Cap Ferret : relance de l’affaire de l’étude fantôme contestée
Une enquête sur une étude polémique concernant la digue de Benoît Bartherotte ravive des questions sur le Plan de prévention des risques littoraux à Lège-Cap-Ferret.
Le dossier réanimé par trois associations de propriétaires, y compris celle de Benoît Bartherotte, souligne des accusations de « falsification » concernant le Plan de prévention des risques littoraux (PPRL) de Lège-Cap-Ferret. Ce climat de tension rappelle une affaire qui date de 1997 : l’étude controversée menée par le bureau d’études Sogreah concernant l’évolution du littoral sur la face orientale du Cap Ferret.
Au début de l’année 1997, Sogreah a soumis un rapport qui soutenait que la digue de Benoît Bartherotte empêchait un recul du trait de côte estimé entre 50 et 80 mètres. Cependant, en juillet 2001, Bartherotte découvre qu’une autre étude de Sogreah, datée de décembre 1997, remettait en cause ses conclusions en qualifiant sa digue de « totalement inopérante ». Cette référence, insérée dans le dossier d’enquête publique sur le PPRL, a conduit Bartherotte à porter plainte pour faux, affirmant qu’il s’agissait d’une manipulation.
Malgré le retrait de cette référence dans le document final du PPRL, la réputation de Benoît Bartherotte a été durablement ternie, sa propriété étant désormais classée en zone rouge, inconstructible. Quant à cette fameuse étude de décembre 1997, elle reste introuvable, même après plusieurs perquisitions.

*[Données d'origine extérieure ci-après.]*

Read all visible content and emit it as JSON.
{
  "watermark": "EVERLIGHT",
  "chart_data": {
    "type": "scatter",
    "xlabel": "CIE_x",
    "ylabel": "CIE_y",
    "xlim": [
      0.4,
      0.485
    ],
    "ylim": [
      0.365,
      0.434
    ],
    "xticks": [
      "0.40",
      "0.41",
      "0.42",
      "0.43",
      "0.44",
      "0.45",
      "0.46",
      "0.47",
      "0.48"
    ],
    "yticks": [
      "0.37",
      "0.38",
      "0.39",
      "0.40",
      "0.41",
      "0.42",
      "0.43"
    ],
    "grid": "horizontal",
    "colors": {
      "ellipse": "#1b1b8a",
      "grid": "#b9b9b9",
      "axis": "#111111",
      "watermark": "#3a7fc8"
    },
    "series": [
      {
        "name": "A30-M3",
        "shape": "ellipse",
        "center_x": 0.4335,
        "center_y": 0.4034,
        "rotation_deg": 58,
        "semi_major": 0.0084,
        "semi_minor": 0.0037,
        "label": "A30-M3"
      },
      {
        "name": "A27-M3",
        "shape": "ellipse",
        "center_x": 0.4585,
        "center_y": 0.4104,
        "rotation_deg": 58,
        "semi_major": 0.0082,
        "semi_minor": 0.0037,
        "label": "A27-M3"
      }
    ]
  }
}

Suite aux plaintes déposées à l’époque, une instruction a été ouverte, comprenant l’audition de l’ancien préfet Christian Frémont et l’implication d’un responsable de l’agence Sogreah Bordeaux-Mérignac. Cette enquête s’est conclue par un non-lieu en 2019, une décision que Bartherotte n’a pas contestée en raison d’un accord avec le préfet Lallement.
Cet accord avait mené à une éventuelle révision du PPRL en 2019, fondée sur deux études, dont celle qui confirme l’efficacité de la digue de Bartherotte. Cependant, la révision actuelle, qui examine près de quarante études, est jugée « non conforme » à cet accord par Bartherotte, qui se dit résolu à faire avancer la situation grâce à ses récents signalements au parquet.